Blackwell FNA/FMHA kernels are not available in this build. Blackwell support was introduced in CUDA Toolkit 12.8.

Don't know your PyTorch build? Other questions?

If you don't know your PyTorch build, simply run this command:

python -c "import torch; print(torch.__version__)"

2.7.0+cu126

In the above example, we're seeing PyTorch 2.7.0, built with CUDA Toolkit 12.6.

If you see a different version tag pattern, you might be using a nightly build, or your environment/container built PyTorch from source. If you see an older PyTorch version, sadly we don't support it and therefore don't ship wheels for it.

In either case, your only option is to build NATTEN + libnatten locally.

If you see a CUDA Toolkit build older than 12.0, we unfortunately don't support those moving forward.

If you see something else, or have further questions, feel free to open an issue.

NATTEN via PyPI

If you can't install NATTEN with libnatten, you can still use our Flex Attention backend. However, note that you can only use this backend as long as Flex Attention is supported on your device.
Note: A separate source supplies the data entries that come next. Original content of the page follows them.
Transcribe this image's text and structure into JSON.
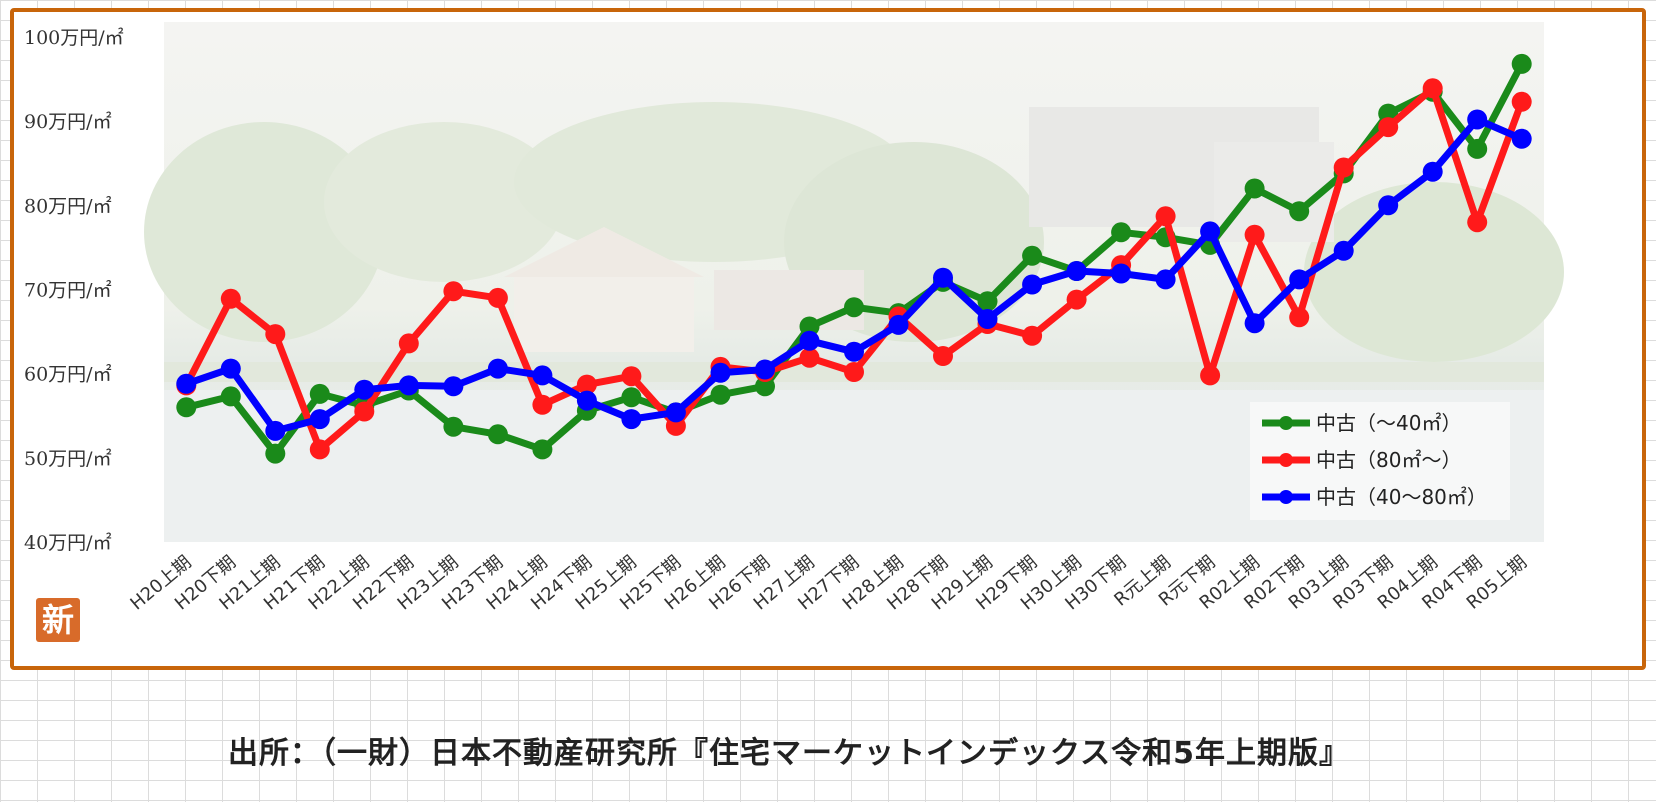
{
  "chart_data": {
    "type": "line",
    "y_unit_suffix": "万円/㎡",
    "ylim": [
      40,
      100
    ],
    "yticks": [
      40,
      50,
      60,
      70,
      80,
      90,
      100
    ],
    "ytick_labels": [
      "40万円/㎡",
      "50万円/㎡",
      "60万円/㎡",
      "70万円/㎡",
      "80万円/㎡",
      "90万円/㎡",
      "100万円/㎡"
    ],
    "categories": [
      "H20上期",
      "H20下期",
      "H21上期",
      "H21下期",
      "H22上期",
      "H22下期",
      "H23上期",
      "H23下期",
      "H24上期",
      "H24下期",
      "H25上期",
      "H25下期",
      "H26上期",
      "H26下期",
      "H27上期",
      "H27下期",
      "H28上期",
      "H28下期",
      "H29上期",
      "H29下期",
      "H30上期",
      "H30下期",
      "R元上期",
      "R元下期",
      "R02上期",
      "R02下期",
      "R03上期",
      "R03下期",
      "R04上期",
      "R04下期",
      "R05上期"
    ],
    "series": [
      {
        "name": "中古（～40㎡）",
        "color": "#1a8a1a",
        "values": [
          56.0,
          57.3,
          50.5,
          57.6,
          56.2,
          58.0,
          53.7,
          52.8,
          51.0,
          55.6,
          57.2,
          55.4,
          57.5,
          58.5,
          65.6,
          67.9,
          67.2,
          70.9,
          68.6,
          74.0,
          72.2,
          76.8,
          76.2,
          75.3,
          82.0,
          79.3,
          83.8,
          90.9,
          93.5,
          86.7,
          96.8
        ]
      },
      {
        "name": "中古（80㎡～）",
        "color": "#ff1a1a",
        "values": [
          58.6,
          68.9,
          64.7,
          51.0,
          55.5,
          63.6,
          69.8,
          69.0,
          56.3,
          58.7,
          59.7,
          53.8,
          60.8,
          60.2,
          61.9,
          60.2,
          66.8,
          62.1,
          65.9,
          64.5,
          68.8,
          72.9,
          78.7,
          59.8,
          76.5,
          66.7,
          84.5,
          89.3,
          93.9,
          78.0,
          92.3
        ]
      },
      {
        "name": "中古（40～80㎡）",
        "color": "#0000ff",
        "values": [
          58.8,
          60.6,
          53.2,
          54.6,
          58.1,
          58.6,
          58.5,
          60.6,
          59.8,
          56.8,
          54.6,
          55.4,
          60.1,
          60.5,
          63.9,
          62.6,
          65.8,
          71.4,
          66.5,
          70.6,
          72.2,
          71.9,
          71.2,
          76.9,
          66.0,
          71.2,
          74.6,
          80.0,
          84.0,
          90.2,
          87.9
        ]
      }
    ],
    "legend_position": "right"
  },
  "badge": {
    "text": "新"
  },
  "source_note": "出所：（一財）日本不動産研究所『住宅マーケットインデックス令和5年上期版』"
}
Also note that Flex Attention with torch.compile is not allowed by default for safety. For more information refer to Flex Attention + torch.compile.

torch>=2.7.0
pip install natten==0.21.0

Build NATTEN + libnatten

First make sure that you have your preferred PyTorch build installed, since NATTEN's setup script requires PyTorch to even run.

Dependencies & Requirements

Obviously, Python and PyTorch.

Builds with libnatten require cmake (1), CUDA runtime (2), and CUDA Toolkit (3).

  1. Ideally install system-wide, but you can also install via PyPI:

    pip install cmake==3.20.3
    
  2. Usually ships with the CUDA driver. As long as you can run SMI successfully, you should be good:

    nvidia-smi
    
  3. Mainly for the CUDA compiler. Confirm you have it by running:

    which nvcc
    

    /usr/bin/nvcc
    

    to make sure it exists, and then confirming the CUDA toolkit version reported is 12.0 or higher:

    nvcc --version
    

    nvcc: NVIDIA (R) Cuda compiler driver
    Copyright (c) 2005-2023 NVIDIA Corporation
    Built on Tue_Aug_15_22:02:13_PDT_2023
    Cuda compilation tools, release 12.2, V12.2.140
    Build cuda_12.2.r12.2/compiler.33191640_0
    

libnatten depends heavily on CUTLASS, which is a header only open source library that gets fetched as a submodule, so you don't need to install anything for that.

To build NATTEN with libnatten, you can still use PyPI, or build from source.

Build NATTEN with libnatten on CUDA-supported devices
pip install natten==0.21.0

By default, NATTEN will detect your GPU architecture and build libnatten specifically for that architecture. However, note that this will not work in container image builders (i.e. Dockerfile), as they do not typically expose the CUDA driver. If the setup does not detect a CUDA device, it will skip building libnatten.

If you want to specify your target GPU architecture(s) manually, which will allow building without the CUDA driver present (still requires the compiler in CUDA Toolkit), set the NATTEN_CUDA_ARCH environment variable to a semicolon-separated list of the compute capabilities corresponding to your desired architectures.

NATTEN_CUDA_ARCH="8.9" pip install natten==0.21.0 # (1)!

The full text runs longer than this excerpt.